Import the edited serverconfig.xml file using ssoadm set-svrcfg-xml
ampassword only changes the password in Directory Server. You will have to manually change passwords and all authentication templates for OpenSSO Enterprise.
This chapter provides information on the amverifyarchive command line tool and contains the following section:
The purpose of amverifyarchive is to verify the log archives. A log archive is a set of timestamped logs and their corresponding key stores (keystores contain the keys used to generate the MACs and the Digital Signatures which are used to detect tampering of the log files). Verification of an archive detects possible tampering and/or deletion of any file in the archive.

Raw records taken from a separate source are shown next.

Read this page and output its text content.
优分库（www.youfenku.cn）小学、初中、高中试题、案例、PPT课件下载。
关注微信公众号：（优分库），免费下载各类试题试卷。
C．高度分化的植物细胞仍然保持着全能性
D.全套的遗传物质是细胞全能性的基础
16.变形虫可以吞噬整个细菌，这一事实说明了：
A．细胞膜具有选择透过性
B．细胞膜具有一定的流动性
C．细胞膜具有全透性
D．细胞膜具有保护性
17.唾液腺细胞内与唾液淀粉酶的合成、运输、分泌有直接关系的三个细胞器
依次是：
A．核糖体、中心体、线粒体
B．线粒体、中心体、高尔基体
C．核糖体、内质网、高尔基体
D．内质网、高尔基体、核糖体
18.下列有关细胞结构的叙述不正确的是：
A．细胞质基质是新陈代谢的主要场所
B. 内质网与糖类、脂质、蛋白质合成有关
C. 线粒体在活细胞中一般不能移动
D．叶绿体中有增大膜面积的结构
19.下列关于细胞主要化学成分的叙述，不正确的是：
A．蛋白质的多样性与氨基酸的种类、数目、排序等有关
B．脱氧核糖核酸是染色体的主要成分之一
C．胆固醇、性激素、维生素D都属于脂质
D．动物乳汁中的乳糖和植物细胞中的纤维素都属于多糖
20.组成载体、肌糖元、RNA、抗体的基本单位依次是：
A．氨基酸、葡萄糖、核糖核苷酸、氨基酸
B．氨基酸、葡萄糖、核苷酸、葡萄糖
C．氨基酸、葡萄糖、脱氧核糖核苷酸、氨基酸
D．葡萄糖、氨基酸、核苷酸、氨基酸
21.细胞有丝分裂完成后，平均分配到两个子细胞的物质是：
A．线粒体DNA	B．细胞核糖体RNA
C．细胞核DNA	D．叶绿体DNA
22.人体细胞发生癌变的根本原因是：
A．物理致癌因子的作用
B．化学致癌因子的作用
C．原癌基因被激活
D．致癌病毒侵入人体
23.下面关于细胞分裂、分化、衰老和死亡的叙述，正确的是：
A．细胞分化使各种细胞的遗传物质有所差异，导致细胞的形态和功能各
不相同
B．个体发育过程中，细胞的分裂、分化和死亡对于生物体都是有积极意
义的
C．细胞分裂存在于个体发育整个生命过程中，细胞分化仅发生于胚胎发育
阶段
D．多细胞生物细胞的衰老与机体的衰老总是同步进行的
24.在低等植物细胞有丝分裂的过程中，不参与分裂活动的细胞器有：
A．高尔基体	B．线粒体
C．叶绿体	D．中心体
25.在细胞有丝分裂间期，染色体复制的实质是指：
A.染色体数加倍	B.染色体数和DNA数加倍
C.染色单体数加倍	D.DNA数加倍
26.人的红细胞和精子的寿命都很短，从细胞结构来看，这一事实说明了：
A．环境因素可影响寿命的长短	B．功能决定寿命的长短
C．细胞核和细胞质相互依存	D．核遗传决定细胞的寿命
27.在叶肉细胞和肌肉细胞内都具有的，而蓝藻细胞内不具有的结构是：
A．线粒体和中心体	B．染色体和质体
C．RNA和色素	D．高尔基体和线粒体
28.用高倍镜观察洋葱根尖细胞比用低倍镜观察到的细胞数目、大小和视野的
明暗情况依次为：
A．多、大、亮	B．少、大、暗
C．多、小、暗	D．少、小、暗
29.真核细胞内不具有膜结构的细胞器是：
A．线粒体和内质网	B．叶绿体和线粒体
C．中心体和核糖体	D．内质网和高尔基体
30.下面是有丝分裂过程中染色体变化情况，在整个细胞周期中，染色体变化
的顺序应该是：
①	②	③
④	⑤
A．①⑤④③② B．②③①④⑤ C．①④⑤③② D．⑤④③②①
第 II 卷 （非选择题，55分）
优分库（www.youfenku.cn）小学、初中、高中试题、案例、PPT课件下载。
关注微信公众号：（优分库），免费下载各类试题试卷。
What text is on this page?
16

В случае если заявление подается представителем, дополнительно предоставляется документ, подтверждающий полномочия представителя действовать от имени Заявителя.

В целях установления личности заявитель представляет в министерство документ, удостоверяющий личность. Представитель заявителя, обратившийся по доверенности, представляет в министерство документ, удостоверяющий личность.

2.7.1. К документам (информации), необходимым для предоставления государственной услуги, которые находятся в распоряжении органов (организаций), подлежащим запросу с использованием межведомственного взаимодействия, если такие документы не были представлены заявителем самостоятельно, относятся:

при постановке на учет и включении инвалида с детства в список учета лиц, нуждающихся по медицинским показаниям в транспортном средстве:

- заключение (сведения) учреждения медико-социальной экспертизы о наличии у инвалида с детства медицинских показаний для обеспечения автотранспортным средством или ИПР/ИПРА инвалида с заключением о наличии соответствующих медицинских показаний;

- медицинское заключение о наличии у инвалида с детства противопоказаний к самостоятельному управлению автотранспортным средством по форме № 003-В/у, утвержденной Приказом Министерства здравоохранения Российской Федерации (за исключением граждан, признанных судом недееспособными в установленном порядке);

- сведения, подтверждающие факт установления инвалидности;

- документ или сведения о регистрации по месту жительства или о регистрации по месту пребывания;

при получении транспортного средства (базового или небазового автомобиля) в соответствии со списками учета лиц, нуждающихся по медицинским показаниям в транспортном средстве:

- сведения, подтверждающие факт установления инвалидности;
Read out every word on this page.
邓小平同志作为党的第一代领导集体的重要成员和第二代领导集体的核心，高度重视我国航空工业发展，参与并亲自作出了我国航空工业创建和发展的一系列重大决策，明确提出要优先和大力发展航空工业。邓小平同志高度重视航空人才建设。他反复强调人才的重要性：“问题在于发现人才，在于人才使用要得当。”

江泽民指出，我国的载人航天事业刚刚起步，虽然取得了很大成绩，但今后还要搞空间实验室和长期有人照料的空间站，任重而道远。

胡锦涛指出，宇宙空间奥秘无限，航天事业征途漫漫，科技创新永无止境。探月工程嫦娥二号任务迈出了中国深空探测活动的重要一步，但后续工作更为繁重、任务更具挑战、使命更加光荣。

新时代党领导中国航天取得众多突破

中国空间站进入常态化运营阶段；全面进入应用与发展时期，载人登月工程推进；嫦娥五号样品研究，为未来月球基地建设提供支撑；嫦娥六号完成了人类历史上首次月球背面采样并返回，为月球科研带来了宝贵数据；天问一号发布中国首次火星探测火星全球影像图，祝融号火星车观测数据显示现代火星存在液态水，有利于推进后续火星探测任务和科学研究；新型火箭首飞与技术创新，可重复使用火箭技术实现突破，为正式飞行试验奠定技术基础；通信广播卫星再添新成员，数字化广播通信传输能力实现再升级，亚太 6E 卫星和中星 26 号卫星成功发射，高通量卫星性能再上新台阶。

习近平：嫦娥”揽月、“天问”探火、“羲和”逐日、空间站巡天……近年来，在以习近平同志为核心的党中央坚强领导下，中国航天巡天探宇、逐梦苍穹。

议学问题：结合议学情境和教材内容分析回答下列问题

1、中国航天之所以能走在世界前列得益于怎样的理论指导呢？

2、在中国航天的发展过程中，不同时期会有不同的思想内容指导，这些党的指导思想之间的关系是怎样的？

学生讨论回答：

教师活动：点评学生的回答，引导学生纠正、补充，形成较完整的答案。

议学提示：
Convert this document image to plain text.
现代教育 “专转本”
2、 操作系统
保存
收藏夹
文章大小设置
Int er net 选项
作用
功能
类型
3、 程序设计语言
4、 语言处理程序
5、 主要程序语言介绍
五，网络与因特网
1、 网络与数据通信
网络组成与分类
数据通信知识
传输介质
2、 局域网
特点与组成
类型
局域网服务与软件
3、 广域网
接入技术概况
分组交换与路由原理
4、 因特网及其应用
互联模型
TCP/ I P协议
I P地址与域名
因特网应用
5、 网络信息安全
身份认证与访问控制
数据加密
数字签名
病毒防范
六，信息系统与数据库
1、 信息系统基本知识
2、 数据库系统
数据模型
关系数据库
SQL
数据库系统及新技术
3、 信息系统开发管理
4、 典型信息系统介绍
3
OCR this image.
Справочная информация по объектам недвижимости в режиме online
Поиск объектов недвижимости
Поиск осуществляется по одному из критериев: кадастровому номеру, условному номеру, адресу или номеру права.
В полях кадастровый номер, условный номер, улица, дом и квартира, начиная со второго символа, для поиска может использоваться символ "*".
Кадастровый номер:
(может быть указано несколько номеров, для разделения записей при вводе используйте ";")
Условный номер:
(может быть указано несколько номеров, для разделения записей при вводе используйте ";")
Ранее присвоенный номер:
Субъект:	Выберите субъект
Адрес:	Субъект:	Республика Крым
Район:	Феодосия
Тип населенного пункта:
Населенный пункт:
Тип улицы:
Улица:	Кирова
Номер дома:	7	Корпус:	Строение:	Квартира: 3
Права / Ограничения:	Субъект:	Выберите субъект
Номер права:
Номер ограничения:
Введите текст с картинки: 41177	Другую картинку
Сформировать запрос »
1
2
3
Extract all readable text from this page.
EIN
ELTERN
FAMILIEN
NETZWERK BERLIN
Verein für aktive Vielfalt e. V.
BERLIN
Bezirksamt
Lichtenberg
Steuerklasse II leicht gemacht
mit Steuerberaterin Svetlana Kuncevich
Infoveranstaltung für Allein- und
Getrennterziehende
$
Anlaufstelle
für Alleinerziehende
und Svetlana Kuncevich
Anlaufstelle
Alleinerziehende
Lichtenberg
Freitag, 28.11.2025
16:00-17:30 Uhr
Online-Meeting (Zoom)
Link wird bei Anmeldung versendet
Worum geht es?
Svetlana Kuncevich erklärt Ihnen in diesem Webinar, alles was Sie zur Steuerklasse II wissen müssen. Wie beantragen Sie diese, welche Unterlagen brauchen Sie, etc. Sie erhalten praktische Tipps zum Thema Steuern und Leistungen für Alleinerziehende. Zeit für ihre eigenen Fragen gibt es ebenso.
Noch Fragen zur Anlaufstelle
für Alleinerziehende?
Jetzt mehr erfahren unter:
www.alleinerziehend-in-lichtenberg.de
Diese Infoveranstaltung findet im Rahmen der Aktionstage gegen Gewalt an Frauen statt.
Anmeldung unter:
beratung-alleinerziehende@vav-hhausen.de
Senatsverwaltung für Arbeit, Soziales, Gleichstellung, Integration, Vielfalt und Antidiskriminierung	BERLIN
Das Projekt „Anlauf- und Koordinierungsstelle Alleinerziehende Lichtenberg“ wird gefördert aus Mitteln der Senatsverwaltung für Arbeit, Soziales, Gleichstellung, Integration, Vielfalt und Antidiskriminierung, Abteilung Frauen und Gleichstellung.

amverifyarchive extracts all of the archive sets, and all files belonging to each archive set, for a given logName. When executed, amverifyarchive searches each log record to for tampering If tampering is detected, it prints a message specifying which file and the number of the record that has been tampered with.
amverifyarchive also checks for any files that have been deleted from the archive set. If a deleted file is detected, it prints a message explaining that verification has failed. If no tampering or deleted files are detected, it returns a message explaining that the archive verification has been successfully completed.
An error may occur if you run amamverifyarchive as a user without administrator privileges.
All of the parameters options are required. The syntax is as follows:
amamverifyarchive -l logName -p path -u uname -w password
logName refers to the name of the log which is to be verified (such as, amConsole, amAuthentication and so forth). amverifyarchive verifies the both the access and error logs for the given logName. For example, if amConsole is specified, the verifier verifies the amConsole.access and amConsole.error files. Alternatively, the logName can be specified as amConsole.access or amConsole.error to restrict the verification of those logs only.
path is the full directory path where the log files are stored.
uname is the user id of the OpenSSO Enterprise administrator.
password is the password of the OpenSSO Enterprise administrator.